Назови меня шовинистом — чёрт с тобой, — но русская совесть — это нечто святое, ни с чьей другой совестью в мире не сравнимое. Это петля! пожар! крышка!
Нам легко сейчас полушутя-полуцинично передразнивать Радищева. Мол, ах, что за барин был. Выходил, мол, с чашечкой кофе на барскую веранду, а у него, видите ли, ложечка в руке дрожала и кофеёк на пол проливался при виде нищеты и страдания народного. Так оно же так и было! И ложечка дрожала, и кофеёк проливался. Это же и было явление русской совести. Пожара. Революции.
Сколько бумаги исписано об истоках Красной России, сколько перьев сломано, сколько чернил изведено, а вот этой замешанной на огне совести русской так никто в расчёт и не берёт. Совести дьявольской, гибельной, может быть, отдающей подчас даже терпким привкусом тщеславия, этакого душевного щегольства, но всё равно святой, потому что бескорыстной и — о, Господи! — как часто полностью самоотречённой.
На этом фоне история встречи моих родителей могла бы быть воспринята как событие едва ли не тривиальное. Но и при этом оно фантастично, выходящее из ряда вон.
Мой дед, как я уже сказал, матёрый русофил и так называемый черносотенец, не питавший, понятно, особой любви к еврейскому племени в целом, мог быть, оказывается, — и был — принципиальным противником еврейских погромов. Семья матери и была одной из тех многодетных еврейских семей, которую он прятал у себя в доме в самый разгар гражданской заварушки, когда страсти сражающихся были накалены до предела, а антиеврейский настрой в Белой Армии подогревался ещё и фактом почти поголовного ухода сынов Торы к большевикам.

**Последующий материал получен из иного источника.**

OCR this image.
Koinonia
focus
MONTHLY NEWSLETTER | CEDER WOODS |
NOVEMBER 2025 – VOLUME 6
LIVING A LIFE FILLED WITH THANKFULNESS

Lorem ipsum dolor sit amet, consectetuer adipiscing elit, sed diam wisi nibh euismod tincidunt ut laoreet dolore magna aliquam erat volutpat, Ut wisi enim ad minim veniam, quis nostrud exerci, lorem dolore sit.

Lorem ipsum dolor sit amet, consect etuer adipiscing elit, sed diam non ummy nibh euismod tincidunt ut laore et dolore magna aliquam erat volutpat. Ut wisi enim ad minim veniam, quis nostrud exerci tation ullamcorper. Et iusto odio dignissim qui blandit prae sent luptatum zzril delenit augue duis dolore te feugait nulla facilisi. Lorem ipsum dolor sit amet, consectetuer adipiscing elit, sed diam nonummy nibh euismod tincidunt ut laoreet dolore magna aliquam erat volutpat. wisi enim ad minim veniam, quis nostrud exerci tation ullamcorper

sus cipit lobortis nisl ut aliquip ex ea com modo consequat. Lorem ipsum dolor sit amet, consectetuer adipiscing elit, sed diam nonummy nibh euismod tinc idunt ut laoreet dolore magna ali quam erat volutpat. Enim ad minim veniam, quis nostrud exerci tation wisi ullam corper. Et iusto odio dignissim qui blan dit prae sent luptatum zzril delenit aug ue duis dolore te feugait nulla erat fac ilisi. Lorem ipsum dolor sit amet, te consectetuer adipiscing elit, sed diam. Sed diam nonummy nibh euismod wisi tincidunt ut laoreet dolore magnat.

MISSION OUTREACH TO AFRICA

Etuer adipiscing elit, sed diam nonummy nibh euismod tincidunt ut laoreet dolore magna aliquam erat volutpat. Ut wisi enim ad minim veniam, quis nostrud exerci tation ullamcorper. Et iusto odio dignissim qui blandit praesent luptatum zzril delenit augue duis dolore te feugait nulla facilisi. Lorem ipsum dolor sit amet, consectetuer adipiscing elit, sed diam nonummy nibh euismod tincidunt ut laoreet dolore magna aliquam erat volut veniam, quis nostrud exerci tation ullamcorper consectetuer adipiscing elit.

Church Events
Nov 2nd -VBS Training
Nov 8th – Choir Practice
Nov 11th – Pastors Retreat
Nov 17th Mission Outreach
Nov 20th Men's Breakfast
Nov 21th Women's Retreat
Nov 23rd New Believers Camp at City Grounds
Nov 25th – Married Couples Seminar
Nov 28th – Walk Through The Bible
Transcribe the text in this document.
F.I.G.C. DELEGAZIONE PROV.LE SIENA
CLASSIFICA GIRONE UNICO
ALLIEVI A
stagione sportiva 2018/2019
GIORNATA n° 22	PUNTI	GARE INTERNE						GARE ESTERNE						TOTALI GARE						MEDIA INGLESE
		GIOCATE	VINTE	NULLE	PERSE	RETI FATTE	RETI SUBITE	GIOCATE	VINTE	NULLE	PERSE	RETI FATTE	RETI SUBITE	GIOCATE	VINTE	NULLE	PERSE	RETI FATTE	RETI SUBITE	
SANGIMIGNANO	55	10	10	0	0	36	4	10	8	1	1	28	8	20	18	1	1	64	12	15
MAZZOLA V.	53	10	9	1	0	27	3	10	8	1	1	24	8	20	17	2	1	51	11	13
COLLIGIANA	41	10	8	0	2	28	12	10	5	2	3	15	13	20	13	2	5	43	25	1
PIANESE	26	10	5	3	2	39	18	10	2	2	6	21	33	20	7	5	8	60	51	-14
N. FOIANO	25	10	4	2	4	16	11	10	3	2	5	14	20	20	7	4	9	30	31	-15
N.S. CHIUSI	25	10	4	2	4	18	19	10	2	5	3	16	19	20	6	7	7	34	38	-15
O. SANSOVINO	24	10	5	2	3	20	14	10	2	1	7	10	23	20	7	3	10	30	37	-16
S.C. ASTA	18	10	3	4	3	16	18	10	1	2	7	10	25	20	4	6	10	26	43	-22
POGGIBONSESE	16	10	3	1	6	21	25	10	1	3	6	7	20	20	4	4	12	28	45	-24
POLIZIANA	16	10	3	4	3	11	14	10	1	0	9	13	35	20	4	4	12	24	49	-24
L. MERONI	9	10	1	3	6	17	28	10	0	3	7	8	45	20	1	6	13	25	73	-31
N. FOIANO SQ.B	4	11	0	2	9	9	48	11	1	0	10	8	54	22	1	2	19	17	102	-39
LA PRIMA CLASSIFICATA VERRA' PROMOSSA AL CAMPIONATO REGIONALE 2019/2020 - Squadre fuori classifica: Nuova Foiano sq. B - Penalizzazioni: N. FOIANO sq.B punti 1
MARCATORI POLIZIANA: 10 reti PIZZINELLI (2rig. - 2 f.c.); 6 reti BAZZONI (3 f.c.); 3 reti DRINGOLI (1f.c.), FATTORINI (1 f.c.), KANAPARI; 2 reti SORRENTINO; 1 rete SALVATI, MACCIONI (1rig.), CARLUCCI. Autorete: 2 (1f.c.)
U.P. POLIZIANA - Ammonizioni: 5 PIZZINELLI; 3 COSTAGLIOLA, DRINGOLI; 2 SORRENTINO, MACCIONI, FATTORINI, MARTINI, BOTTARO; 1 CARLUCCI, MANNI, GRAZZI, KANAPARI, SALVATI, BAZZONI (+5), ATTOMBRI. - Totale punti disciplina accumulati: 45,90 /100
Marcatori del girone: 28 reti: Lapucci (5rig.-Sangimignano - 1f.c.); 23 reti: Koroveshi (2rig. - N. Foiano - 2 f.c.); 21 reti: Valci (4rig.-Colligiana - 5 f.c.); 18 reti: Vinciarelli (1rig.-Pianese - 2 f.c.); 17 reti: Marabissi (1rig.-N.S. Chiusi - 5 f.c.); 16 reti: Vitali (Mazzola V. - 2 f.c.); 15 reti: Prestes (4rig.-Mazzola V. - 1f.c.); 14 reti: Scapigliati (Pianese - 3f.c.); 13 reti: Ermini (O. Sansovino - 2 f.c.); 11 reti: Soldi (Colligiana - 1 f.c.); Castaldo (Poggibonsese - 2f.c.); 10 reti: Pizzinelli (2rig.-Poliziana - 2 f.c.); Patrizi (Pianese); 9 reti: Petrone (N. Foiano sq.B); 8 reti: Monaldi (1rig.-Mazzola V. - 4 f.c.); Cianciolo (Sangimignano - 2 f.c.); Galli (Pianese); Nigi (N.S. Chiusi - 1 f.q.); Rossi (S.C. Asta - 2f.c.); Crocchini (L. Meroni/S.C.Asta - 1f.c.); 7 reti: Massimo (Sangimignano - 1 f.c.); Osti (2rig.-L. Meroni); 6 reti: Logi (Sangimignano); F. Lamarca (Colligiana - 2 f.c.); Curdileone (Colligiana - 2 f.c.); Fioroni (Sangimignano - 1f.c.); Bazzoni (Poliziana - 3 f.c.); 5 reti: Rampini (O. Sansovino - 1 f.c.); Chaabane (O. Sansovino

Он прятал их у себя в доме, а после вывез в своё поместье под Ростовом, чем вызвал бурю негодования среди соседей и друзей. Дважды в знак протеста и возмущения его поместье поджигалось своими же братьями дворянами. А когда это не помогло, один из его друзей спровоцировал дуэль, и дед не мог отказаться.
Так погиб мой дед, отец моего отца.
О, конечно, он погиб, защищая свою честь и свои убеждения, но вдумайся, отринь на миг мысли о происхождении и корнях, ведь он погиб, по существу, из-за того, что некое инородное тело, явно чуждое всему строю его интересов и забот, вдруг вклинилось в его жизнь. И как тут ни крути, а это что-то да значит, даже если учесть, что в абсолютном выражении, может быть, и гнусно говорить об инородности в рамках одной и той же особи — особи человеков. Однако мы живём в реальном мире, который — хорошо это или плохо — не сводим к лабораторным условиям редукции и абсолютов.